What the 3DS Price Drop Means for Us
Simply put, when I heard the news about the 3DS massive price-drop, I was got pretty pissed off about the whole thing. It's a fairly understandable reaction: Nintendo of America basically told their core consumers to "bugger off" for the second time this summer.
So I did some research: surely, I thought, there must be some way for me to recoup the $70 USD I lost by buying a 3DS in the later days of June.
But, as it turns out, there's nothing to be done. As asinine as Nintendo's attitude may be, and as pisspoor as their relationship with their customers has become, the price drop of the 3DS (so soon, to boot) was more than an inevitability: it was an utter necessity.
Here's the deal:
Well... we all know gaming stuff depreciates absurdly fast. The 3DS is no exception. If you were to sell a 3DS on ebay, you'd be lucky to get $180 for it. If you included a case, some downloaded games, you MIGHT get $190 or $200 for it.
But then you'd have to give $9% of that to ebay. So if you manage to sell one for $200 (and yeah, shipping is included in all of this) you'd have to give eBay $18. So you would only get $182 at most, if you're lucky, but more likely around $163.20.
Use paypal, they'll take at least 1.9% (plus $0.30) of whatever you get. So if you sold it for $200, you'd only end up with $147.12. That's the MOST you could get. As I said, the $180 selling price would be most likely--and that would only leave you with $131.89. So, basically, the current "real" value of a 3DS to the consumer is only a meager $130, which is basically half of the initial MSRP.
There's no denying that value is awful.
So there's no way to try and recoup the loss. Part of the reason why the 3DS price is dropping to begin with is because of poor sales, yes, but another part of it is how MUCH the hardware has depreciated since launch, coupled with the fact that the market is currently saturated with used copies. There are currently, for example, over 400 separate listings for 3DS systems on eBay right now.

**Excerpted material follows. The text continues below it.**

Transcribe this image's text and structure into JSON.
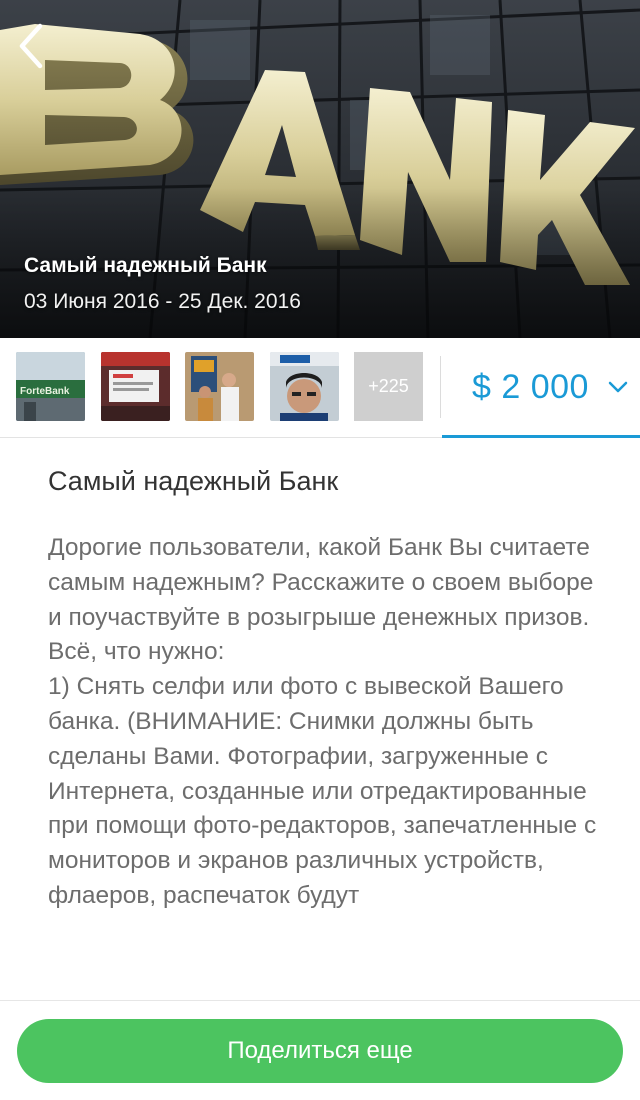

So, yeah, for all of us early-adopters, for all of us Nintendo-loyals, this is a second giant "**** You!" from Nintendo of America in the past month or two... but unlike Operation Rainfall, there's really nothing we can do about it. Right now, Nintendo is trying to get out of a corner they've been forced into by the 3DS's poor launch and lackluster library of games. The 3DS needs to be priced to compete with not only the existing DSi systems, but also the massive number of used 3DSs on the market.
The only thing left to consider is what this may mean for the future: with the 3DS depreciating so rapidly, with 3rd party support already draining, and with Nintendo trying to slog through a summer filled with nothing but negative press, the future of this tiny handheld--and the giant corporation that spawned it--may very much be in doubt.